The same historical revisionist line toed by the high command was embraced by Bolsonaro’s vice president, Gen. Hamilton Mourão, who tweeted on March 31: “On this day 57 years ago, the Brazilian population, supported by the Armed Forces, stopped the International Communist Movement from putting its claws into Brazil. Strength and Honor!”

Last Friday, March 26, the Communist Party (PCdoB) governor of Maranhão, Flávio Dino, one of the most prominent leaders of the purported political opposition to Bolsonaro, declared that replacing Bolsonaro with Mourão would mean “substituting civilization for barbarism.”

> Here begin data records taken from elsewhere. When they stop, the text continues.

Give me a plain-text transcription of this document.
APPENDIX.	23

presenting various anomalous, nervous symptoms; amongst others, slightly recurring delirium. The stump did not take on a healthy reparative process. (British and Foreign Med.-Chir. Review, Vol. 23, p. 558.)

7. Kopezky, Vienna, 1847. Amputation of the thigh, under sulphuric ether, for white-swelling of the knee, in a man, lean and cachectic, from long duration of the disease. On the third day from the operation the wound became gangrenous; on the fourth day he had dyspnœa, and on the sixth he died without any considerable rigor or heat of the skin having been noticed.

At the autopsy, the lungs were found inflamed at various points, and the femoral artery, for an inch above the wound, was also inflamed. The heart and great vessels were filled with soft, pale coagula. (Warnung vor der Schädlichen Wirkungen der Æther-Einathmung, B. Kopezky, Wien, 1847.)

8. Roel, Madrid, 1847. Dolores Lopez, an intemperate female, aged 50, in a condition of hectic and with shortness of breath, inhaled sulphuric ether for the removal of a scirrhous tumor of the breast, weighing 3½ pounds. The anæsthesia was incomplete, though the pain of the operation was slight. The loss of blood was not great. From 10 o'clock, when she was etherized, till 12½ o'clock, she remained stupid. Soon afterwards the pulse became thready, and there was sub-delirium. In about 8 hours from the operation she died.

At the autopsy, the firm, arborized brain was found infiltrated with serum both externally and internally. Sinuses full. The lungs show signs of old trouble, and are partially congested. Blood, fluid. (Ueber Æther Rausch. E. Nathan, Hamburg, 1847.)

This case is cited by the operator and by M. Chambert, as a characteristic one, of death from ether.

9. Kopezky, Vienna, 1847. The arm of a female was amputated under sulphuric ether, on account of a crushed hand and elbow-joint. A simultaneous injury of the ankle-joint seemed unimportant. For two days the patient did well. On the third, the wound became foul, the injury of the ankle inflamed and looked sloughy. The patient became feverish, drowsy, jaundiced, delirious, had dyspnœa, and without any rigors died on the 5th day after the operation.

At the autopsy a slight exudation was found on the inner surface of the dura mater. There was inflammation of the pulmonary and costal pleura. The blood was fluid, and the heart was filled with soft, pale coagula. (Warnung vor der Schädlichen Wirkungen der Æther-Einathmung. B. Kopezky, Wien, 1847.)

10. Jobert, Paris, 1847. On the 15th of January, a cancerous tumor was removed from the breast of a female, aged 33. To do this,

The main opposition party, the PT, has also fully embraced the line that the military represents the bulwark of democracy, with its House leader, Elvino Bohn Gass, stating that the sacking of the military command: “was a message that the Armed Forces are not in the service of a coup attempt.”

From Estado de S. Paulo—which openly supported the 1964 coup—to the PT, the Brazilian political establishment is attempting to conceal the real extent of the crisis of bourgeois rule in the country and the threat of an upheaval from below by Brazil’s increasingly restive working class.

Their promotion of a supposedly “constitutionalist” military echoes the pre-1964 crisis of the Goulart government. Then, the “legal” right wing represented by, among others, Estado de S. Paulo, predicted that the military would carry out a surgical coup, handing power back to civilians after Goulart’s ouster. For its part, the Labor Party, supported by the Stalinist Communist Party, trusted “nationalist” and “constitutionalist” elements within the high command to reign in the fascistic moods being whipped up by Goulart’s opposition. The result was 21 years of state terror, torture and murder that spread from Brazil to throughout Latin America.